Opinion

The Tea Party's big idea to shrink government is a vacuous nothingburger

Meet the Penny Plan

Insurgent political movements are usually built around a big idea, like abolition or workers' rights. The Tea Party certainly has a big idea: Shrink the government.

Wanting to shrink the government is a perfectly reasonable impulse given the state of Washington's finances. The federal debt has more than doubled as a share of GDP since 2007, and future spending projects are off the charts. The latest academic evidence suggests an increase in government size is associated with slower annual GDP growth.

It's easy to see why this shrink-the-government idea is powerful, and how it fueled the Tea Party's rapid ascent into a rocket-powered force on the right.

However, a big idea alone is not sufficiently enough, in and of itself, to guarantee success. And therein lies the Tea Party's big problem.

The Tea Party's blueprint for turning their raison d'être into reality is flawed. Called the "Penny Plan," it's a favorite of the Tea Party Patriots, media supporters such as Sean Hannity of Fox News, and fellow travelers in Congress, including possible 2016 presidential candidate Rand Paul and — perhaps most importantly — Mike Enzi, the new Republican chairman of the Senate Budget Committee.

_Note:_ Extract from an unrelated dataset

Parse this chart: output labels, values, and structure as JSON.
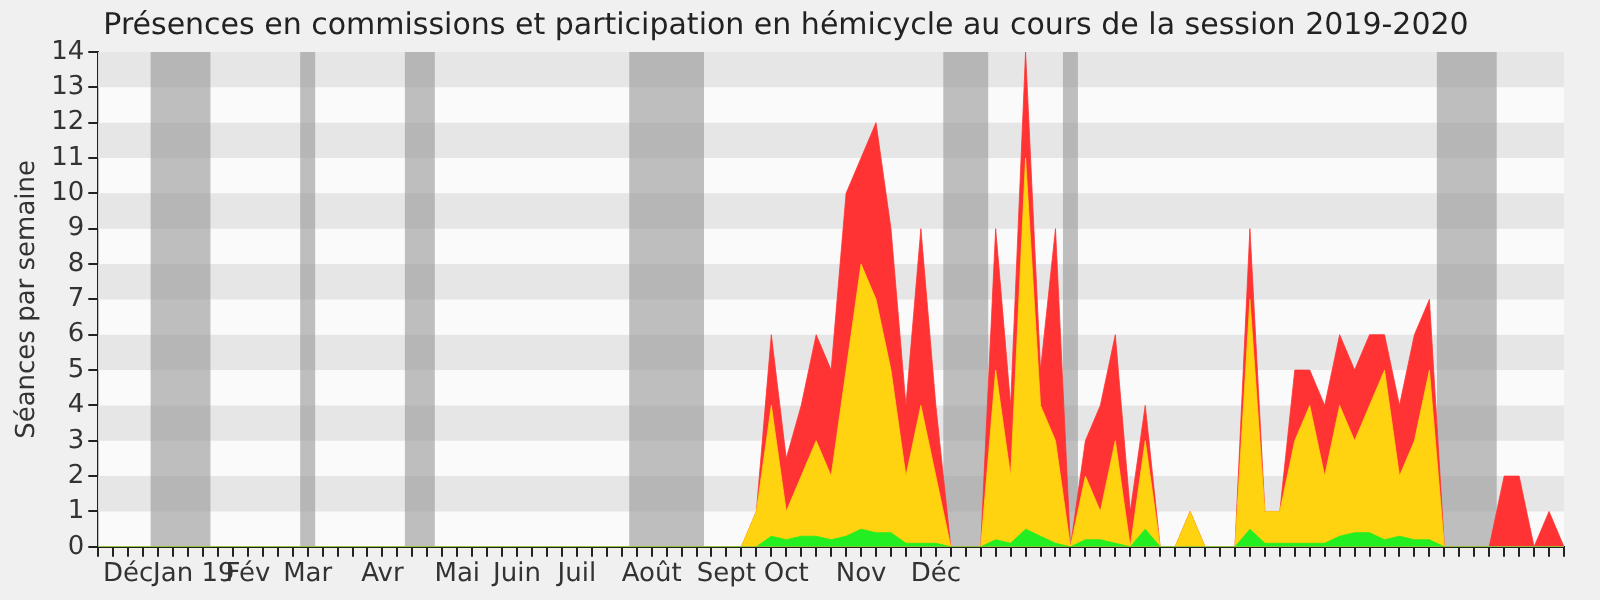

First devised by Georgia businessman Bruce Cook, the Penny Plan would cut government spending by 1 percent a year until the federal budget is balanced. After that, federal spending would be capped at 18 percent of GDP, to match the long-term revenue trend. Here's how Enzi touts the plan on his website:

Though only a 1 percent cut, the savings add up quickly to balance the budget. And if it's done right, where we're eliminating duplication and sensibly prioritizing, discomfort will be manageable. … Living with 1 percent less is a small price to pay in order to help bring this country back from the brink of catastrophic fiscal failure. [Enzi]

It sounds so simple! Well, it really isn't.

For starters, the "penny" part of the plan is a gimmick, more about marketing than math. The Enzi version would cut 1 percent a year from total government spending, other than debt interest payments, for three years. Maybe that doesn't sound like much. But once you factor in inflation, that works out to a 10 percent cut in real terms after three years.

Now maybe that still doesn't sound like much. But getting such a reduction is tough enough that there are no details in the Penny Plan about what exactly would be cut. To balance the budget in 2018, according to CBO, it would require $540 billion in reduced spending. It can't all come from reducing non-defense discretionary spending such as foreign aid or scientific research. That part of the budget, just 17 percent, or around $600 billion, is already at its lowest levels since the 1960s as a share of GDP.

That leads to a bigger problem with the Penny Plan: Is it realistic to cap long-term government spending at 18 percent of GDP — well less than the post-WWII average of 21 percent — when an aging population means increased spending on entitlements such as Medicare and Social Security? Remember, most of the spending increase from health-related entitlements and Social Security — 75 percent over the next quarter century — comes from simple demographics, more people getting benefits over a longer period of time. That works out to about 3 percentage points of GDP in additional spending baked into the budgetary cake. Overall, CBO projects total spending at 26 percent of GDP by 2039.

Just keeping long-term spending at its historic average will be a huge challenge, much less sharply reducing it. If you also want to spend a bit more on important public investments such as infrastructure and basic research while keeping military spending constant — well, good luck. Even the GOP Senate's new balanced budget amendment — which doesn't calculate debt interest payments as spending — would have a tough time hitting its 18 percent target.

That the Penny Plan offers zero specifics on how to make the numbers work undercuts its seriousness. It would obviously require sweeping entitlement reform — and more. But Enzi, for one, argues that "we should focus on identifying and eliminating all of the wasteful spending that occurs in Washington before we look to other important programs and services." That's an evasion, though hardly a surprising one from a party that depends on older voters.

In fact, some on the right are trying to fudge that political reality by distinguishing between "earned" entitlements — Social Security and Medicare — that go to GOP-leaning voters and "unearned" entitlements — such as Medicaid and ObamaCare subsidies — that go to Democratic-leaning voters.

So yes, the Tea Party has a big idea. But it has no idea how to make it happen.